Lisa Hager

Position title: UW System Fellow (2020-2021)

English; Gender, Sexuality, and Women’s Studies, UW-Milwaukee at Waukesha

White woman with black glasses and very short brown and gray hair smiling at the camera and wearing a blue cardigan and white collared shirt with polka dots against a white background.

A Transgender Turn in Victorian Studies: Reconceptualizing Gender Identities in Nineteenth-Century British Literary Culture

The central argument of this book is twofold: first, Victorian studies scholars must fundamentally reconceptualize our understanding of nineteenth-century gender to account for the possibility of movement between, across, and among genders; and, second, we must use this understanding to consider the possibilities of trans narratives within the diversity of gender identities represented in Victorian literature, periodicals, and authorial personae. In centering transgender identities that redefine and remake sexed and gendered bodies, my project argues that the discipline of Victorian studies must bring to the fore the ways in which the oppositional, binary discourses of gender necessarily reveal their own contradictions in the form of bodies and genders that refuse to fit into one of only two gender identities.

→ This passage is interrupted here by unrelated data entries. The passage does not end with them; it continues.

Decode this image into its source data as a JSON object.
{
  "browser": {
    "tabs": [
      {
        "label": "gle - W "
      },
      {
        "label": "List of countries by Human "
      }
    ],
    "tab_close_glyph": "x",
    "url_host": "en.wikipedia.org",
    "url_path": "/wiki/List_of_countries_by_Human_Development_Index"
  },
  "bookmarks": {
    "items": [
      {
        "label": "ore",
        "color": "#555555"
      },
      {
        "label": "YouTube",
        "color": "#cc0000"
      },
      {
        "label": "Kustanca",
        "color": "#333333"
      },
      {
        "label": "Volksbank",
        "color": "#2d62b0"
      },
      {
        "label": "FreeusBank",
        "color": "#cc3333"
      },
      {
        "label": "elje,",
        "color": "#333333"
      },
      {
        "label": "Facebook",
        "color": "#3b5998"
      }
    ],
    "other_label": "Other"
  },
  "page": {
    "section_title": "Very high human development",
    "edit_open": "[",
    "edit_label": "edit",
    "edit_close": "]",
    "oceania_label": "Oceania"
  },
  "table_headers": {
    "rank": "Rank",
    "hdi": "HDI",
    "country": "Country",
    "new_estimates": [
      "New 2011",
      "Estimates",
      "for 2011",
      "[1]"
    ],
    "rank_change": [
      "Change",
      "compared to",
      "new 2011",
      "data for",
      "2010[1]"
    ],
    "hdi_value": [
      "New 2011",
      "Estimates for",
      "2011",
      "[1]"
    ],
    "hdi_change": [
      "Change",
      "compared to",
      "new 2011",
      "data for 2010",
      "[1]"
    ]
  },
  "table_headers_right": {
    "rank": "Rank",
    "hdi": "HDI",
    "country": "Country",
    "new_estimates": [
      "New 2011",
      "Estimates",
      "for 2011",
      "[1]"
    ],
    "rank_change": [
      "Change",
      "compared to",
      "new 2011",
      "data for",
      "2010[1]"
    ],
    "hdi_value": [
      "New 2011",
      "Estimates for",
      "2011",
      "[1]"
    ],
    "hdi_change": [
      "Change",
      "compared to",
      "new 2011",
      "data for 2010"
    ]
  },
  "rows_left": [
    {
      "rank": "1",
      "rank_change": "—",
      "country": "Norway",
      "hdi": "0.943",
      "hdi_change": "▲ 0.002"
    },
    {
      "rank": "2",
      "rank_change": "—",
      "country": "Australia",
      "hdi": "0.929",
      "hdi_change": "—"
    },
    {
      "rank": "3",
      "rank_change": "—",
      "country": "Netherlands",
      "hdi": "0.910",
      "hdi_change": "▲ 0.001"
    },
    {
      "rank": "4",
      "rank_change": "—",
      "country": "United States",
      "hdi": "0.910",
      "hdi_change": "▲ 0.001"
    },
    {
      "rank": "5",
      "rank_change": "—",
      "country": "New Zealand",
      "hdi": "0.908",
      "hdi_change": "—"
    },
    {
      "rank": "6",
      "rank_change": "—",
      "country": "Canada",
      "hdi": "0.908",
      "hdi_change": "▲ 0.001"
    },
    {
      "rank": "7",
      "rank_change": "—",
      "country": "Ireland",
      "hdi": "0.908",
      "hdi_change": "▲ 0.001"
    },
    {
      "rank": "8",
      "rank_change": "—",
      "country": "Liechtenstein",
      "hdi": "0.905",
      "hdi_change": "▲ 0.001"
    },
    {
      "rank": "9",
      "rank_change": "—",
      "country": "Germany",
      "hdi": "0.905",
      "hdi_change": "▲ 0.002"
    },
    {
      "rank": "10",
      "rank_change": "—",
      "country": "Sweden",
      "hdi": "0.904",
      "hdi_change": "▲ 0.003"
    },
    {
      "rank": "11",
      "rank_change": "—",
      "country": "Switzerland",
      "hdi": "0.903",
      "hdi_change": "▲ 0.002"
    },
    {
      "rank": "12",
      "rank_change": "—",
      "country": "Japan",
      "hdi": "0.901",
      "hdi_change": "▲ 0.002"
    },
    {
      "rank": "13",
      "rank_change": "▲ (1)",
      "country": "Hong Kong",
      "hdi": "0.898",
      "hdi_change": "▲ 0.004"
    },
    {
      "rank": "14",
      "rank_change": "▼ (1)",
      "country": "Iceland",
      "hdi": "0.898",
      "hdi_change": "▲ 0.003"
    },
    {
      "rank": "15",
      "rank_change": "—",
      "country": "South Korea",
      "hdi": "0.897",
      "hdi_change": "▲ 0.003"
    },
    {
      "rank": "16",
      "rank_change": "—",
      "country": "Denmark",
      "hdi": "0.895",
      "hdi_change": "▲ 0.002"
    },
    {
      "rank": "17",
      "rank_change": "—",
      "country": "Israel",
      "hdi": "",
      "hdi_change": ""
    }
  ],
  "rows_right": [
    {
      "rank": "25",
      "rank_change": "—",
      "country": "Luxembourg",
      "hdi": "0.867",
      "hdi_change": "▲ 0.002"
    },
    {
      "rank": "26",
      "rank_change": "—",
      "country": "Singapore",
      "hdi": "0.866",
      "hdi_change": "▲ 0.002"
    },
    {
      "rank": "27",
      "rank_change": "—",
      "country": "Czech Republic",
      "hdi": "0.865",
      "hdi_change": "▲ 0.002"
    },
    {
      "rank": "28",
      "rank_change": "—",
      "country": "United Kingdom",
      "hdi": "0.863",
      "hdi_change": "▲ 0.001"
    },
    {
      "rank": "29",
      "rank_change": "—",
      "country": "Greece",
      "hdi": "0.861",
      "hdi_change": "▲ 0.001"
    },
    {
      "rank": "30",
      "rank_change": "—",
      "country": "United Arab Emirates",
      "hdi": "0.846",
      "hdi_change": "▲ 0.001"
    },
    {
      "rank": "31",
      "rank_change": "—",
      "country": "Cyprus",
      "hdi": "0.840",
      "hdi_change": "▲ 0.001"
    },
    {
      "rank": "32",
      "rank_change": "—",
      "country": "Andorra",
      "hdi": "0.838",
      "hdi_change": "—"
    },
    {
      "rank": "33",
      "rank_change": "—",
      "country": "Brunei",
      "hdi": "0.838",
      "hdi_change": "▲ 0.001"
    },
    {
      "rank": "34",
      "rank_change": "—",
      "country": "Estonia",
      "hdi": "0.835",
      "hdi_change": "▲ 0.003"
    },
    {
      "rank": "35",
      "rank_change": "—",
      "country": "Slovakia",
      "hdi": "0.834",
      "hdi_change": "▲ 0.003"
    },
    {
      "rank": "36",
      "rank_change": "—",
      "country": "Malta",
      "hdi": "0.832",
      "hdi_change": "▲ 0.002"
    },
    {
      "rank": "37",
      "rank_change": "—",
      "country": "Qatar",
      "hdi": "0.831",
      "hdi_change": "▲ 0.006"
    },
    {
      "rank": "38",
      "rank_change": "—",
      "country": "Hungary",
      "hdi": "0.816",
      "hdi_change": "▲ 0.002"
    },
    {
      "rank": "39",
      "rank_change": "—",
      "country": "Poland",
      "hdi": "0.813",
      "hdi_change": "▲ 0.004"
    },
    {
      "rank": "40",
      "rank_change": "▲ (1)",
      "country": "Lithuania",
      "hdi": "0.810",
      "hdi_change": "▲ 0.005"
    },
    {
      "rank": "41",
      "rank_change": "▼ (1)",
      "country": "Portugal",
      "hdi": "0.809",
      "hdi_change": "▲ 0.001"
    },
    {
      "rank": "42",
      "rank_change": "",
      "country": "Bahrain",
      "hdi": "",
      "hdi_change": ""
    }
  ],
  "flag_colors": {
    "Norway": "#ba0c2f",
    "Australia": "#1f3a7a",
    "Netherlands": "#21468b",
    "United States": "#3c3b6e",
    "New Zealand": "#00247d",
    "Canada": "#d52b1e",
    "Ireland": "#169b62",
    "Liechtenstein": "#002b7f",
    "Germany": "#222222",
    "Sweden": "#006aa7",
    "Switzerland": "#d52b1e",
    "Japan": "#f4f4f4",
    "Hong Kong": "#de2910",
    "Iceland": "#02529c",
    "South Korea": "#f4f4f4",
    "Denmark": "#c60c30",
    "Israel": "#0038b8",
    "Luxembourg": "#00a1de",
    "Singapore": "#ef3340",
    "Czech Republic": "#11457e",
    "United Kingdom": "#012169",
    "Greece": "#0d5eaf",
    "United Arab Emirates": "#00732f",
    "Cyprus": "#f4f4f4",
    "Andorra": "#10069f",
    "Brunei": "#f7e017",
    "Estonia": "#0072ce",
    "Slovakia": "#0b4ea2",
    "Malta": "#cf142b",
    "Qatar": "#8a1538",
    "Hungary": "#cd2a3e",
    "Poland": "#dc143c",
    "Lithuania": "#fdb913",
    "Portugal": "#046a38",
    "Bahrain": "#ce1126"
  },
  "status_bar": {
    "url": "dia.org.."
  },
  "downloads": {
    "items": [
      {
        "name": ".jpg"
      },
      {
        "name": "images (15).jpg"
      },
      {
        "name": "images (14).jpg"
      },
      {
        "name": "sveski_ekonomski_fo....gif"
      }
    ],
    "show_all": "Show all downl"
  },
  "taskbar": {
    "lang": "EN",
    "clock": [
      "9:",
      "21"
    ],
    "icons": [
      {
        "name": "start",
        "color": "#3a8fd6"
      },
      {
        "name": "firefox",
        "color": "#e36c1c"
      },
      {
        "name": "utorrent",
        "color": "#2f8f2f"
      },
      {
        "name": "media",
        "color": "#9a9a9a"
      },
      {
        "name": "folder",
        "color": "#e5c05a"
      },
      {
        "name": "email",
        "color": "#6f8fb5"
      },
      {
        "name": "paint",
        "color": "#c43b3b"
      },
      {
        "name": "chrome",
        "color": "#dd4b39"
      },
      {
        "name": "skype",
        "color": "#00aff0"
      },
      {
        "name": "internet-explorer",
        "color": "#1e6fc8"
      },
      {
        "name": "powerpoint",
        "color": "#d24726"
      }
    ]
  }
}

Lisa Hager is an Associate Professor of English and Gender, Women’s, and Sexuality Studies at the University of Wisconsin-Milwaukee at Waukesha, where they direct the LGBTQIA Resource Center. Their current book project looks at the intersections of trans studies and Victorian studies, and they have published articles on Victorian sexology, the New Woman, aestheticism and decadence, steampunk, digital humanities, and trans and queer studies. Their article on “female husbands” was recently awarded the Surridge Prize for Best Article Published in Victorian Review and the North American Victorian Studies Association Donald Gray Prize for the Best Essay Published in the Field of Victorian Studies. In January 2021, they assumed editorship, along with their colleague Dr. Anna Maria Jones, of the academic journal Prose Studies: History, Theory, Criticism.